This lender tears into Jaypee Infra bid evaluation process; know why
India Infrastructure Finance Co Ltd (IIFCL), which has claims of about Rs 900 crore or 10.57 per cent of Jaypee's total debt, wants a "fair and transparent" process adopted and the current evaluation that pegs the company's worth at less than half of its market value of Rs 17,110 crore, be "summarily scraped
A key lender to bankruptcy-hit Jaypee Infratech has ripped apart the bid evaluation process followed by the resolution professional conducting the auction of the firm, saying it has "serious deficiencies and shortcomings." India Infrastructure Finance Co Ltd (IIFCL), which has claims of about Rs 900 crore or 10.57 per cent of Jaypee's total debt, wants a "fair and transparent" process adopted and the current evaluation that pegs the company's worth at less than half of its market value of Rs 17,110 crore, be "summarily scraped." IIFCL, in a letter to the resolution professional, tore into its valuers assuming a much less toll collections from Jaypee-built expressway.
"The valuation conducted by the lenders consortium recently during 2017, the pessimist scenario for the toll collection from the expressway aggregate to Rs 67,980 crore during the remaining concession period ie from April 2018 to August 2048", it wrote. "Considering a discounting factor of 8 per cent per annum, the net present value (NPV) works out to Rs 15,426 crore. However, the valuer had assigned a valuation of Rs 2,395 crore only," it pointed out. IIFCL said when it enquired about the basis of arriving at such low valuation, "no credible explanation has been offered." "The valuation reports need to be revised reflecting the true and fair valuations," it said.
Also, the distress sale value of the land the company has, is also at huge variation with the valuation carried out earlier, it said. It went on to state that the scores assigned by Deloitte and IDBI Capital, who are advising the Committee of Creditors on evaluation of bids received for sale of Jaypee, have been "arbitrary and fair practice have not been adopted." "The opaque process adopted and denying the information/details to committee of creditors (CoC) members even after furnishing separate non-disclosure agreements (NDA) is viewed with concern," IIFCL said.
"We also condemn the unfair and unjust method adopted by CoC advisors, which make us to presume that we are forced to favour certain applicant (bidder) while rejecting better offers from others," it added. The lender asked the resolution professional to exercise "utmost caution" and adopt "a fair and transparent process." "The evaluation matrix prepared by the CoC advisors be summarily scraped," it said. "The bid evaluation process followed have serious deficiencies and shortcomings and the same need to be rectified immediately."

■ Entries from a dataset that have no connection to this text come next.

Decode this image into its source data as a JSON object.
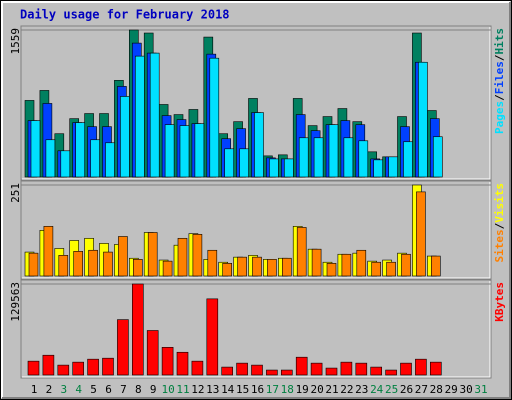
{
  "chart_data": [
    {
      "type": "bar",
      "title": "Daily usage for February 2018",
      "ylim": [
        0,
        1559
      ],
      "yticks": [
        1559
      ],
      "legend_separator": "/",
      "series": [
        {
          "name": "Hits",
          "color": "#008060",
          "values": [
            812,
            918,
            459,
            619,
            673,
            673,
            1025,
            1559,
            1527,
            769,
            662,
            716,
            1484,
            459,
            587,
            833,
            224,
            235,
            833,
            545,
            641,
            726,
            587,
            267,
            214,
            641,
            1527,
            705,
            0,
            0,
            0
          ]
        },
        {
          "name": "Files",
          "color": "#0040ff",
          "values": [
            598,
            780,
            278,
            577,
            534,
            534,
            961,
            1420,
            1314,
            651,
            609,
            566,
            1303,
            406,
            513,
            683,
            203,
            192,
            662,
            491,
            555,
            598,
            555,
            192,
            214,
            534,
            1217,
            619,
            0,
            0,
            0
          ]
        },
        {
          "name": "Pages",
          "color": "#00e0ff",
          "values": [
            598,
            395,
            278,
            577,
            395,
            363,
            854,
            1282,
            1314,
            555,
            545,
            566,
            1260,
            299,
            299,
            683,
            192,
            192,
            416,
            416,
            555,
            416,
            384,
            182,
            214,
            374,
            1217,
            427,
            0,
            0,
            0
          ]
        }
      ]
    },
    {
      "type": "bar",
      "ylim": [
        0,
        251
      ],
      "yticks": [
        251
      ],
      "legend_separator": "/",
      "series": [
        {
          "name": "Visits",
          "color": "#ffff00",
          "values": [
            66,
            126,
            76,
            98,
            104,
            90,
            87,
            49,
            120,
            44,
            85,
            117,
            46,
            38,
            52,
            57,
            46,
            49,
            137,
            74,
            38,
            60,
            63,
            41,
            44,
            63,
            251,
            55,
            0,
            0,
            0
          ]
        },
        {
          "name": "Sites",
          "color": "#ff8000",
          "values": [
            63,
            137,
            57,
            68,
            71,
            66,
            109,
            46,
            120,
            41,
            104,
            115,
            71,
            35,
            52,
            52,
            46,
            49,
            134,
            74,
            35,
            60,
            71,
            38,
            38,
            60,
            232,
            55,
            0,
            0,
            0
          ]
        }
      ]
    },
    {
      "type": "bar",
      "ylim": [
        0,
        129563
      ],
      "yticks": [
        129563
      ],
      "categories": [
        "1",
        "2",
        "3",
        "4",
        "5",
        "6",
        "7",
        "8",
        "9",
        "10",
        "11",
        "12",
        "13",
        "14",
        "15",
        "16",
        "17",
        "18",
        "19",
        "20",
        "21",
        "22",
        "23",
        "24",
        "25",
        "26",
        "27",
        "28",
        "29",
        "30",
        "31"
      ],
      "category_colors": [
        "#000000",
        "#000000",
        "#008040",
        "#008040",
        "#000000",
        "#000000",
        "#000000",
        "#000000",
        "#000000",
        "#008040",
        "#008040",
        "#000000",
        "#000000",
        "#000000",
        "#000000",
        "#000000",
        "#008040",
        "#008040",
        "#000000",
        "#000000",
        "#000000",
        "#000000",
        "#000000",
        "#008040",
        "#008040",
        "#000000",
        "#000000",
        "#000000",
        "#000000",
        "#000000",
        "#008040"
      ],
      "series": [
        {
          "name": "KBytes",
          "color": "#ff0000",
          "values": [
            19712,
            28160,
            14080,
            18304,
            22528,
            23936,
            78848,
            129563,
            63360,
            39424,
            32384,
            19712,
            108416,
            11264,
            16896,
            14080,
            7040,
            7040,
            25344,
            16896,
            9856,
            18304,
            16896,
            11264,
            7040,
            16896,
            22528,
            18304,
            0,
            0,
            0
          ]
        }
      ]
    }
  ]
}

"True picture of cash flows" has not been properly captured, IIFCL said, adding the advisors did not give hard copies of bids made to the lenders, thereby "restricting" them from examining "the details for finer aspects of the bids." "It has been observed in quantitative analysis (that) they have assigned zero value towards cash infusion for real estate construction," it said. Dark-horse Lakshadweep Pvt Ltd, a joint venture between Sudhir Valia-led Suraksha Asset Reconstruction Company and Mumbai-based Dosti Reality, as emerged as the front-runner to acquire Jaypee Infratech with a bid of around Rs 7,350 crore.
This bid is not considered better than the proposal Jaypee Infratech Ltd (JIL) had made to the joint lenders forum chaired by MDs of IDBI and IIFCL on March 8, 2017, months before the real estate company was referred to NCLT. To pay off Rs 8,500 crore of debt including interest, JIL had offered to pay 10 per cent per annum interest on Rs 3,140 crore of sustainable debt to be retained on its books, and the rest to be paid off by giving 448 acres of land worth Rs 2,340 crore as well as optionally convertible debentures and conversion of debt into equity, sources said.
Lenders were to get an equity of 23 per cent following this exercise where Yes Bank had agreed to give Rs 1,100 crore to promoters for infusing in the business. But the joint lenders forum did not act on the understanding reached during the March meeting. In June 2016, the company figured in the Reserve Bank of India's list of 12 big corporate defaulters, which was referred to NCLT for insolvency proceedings.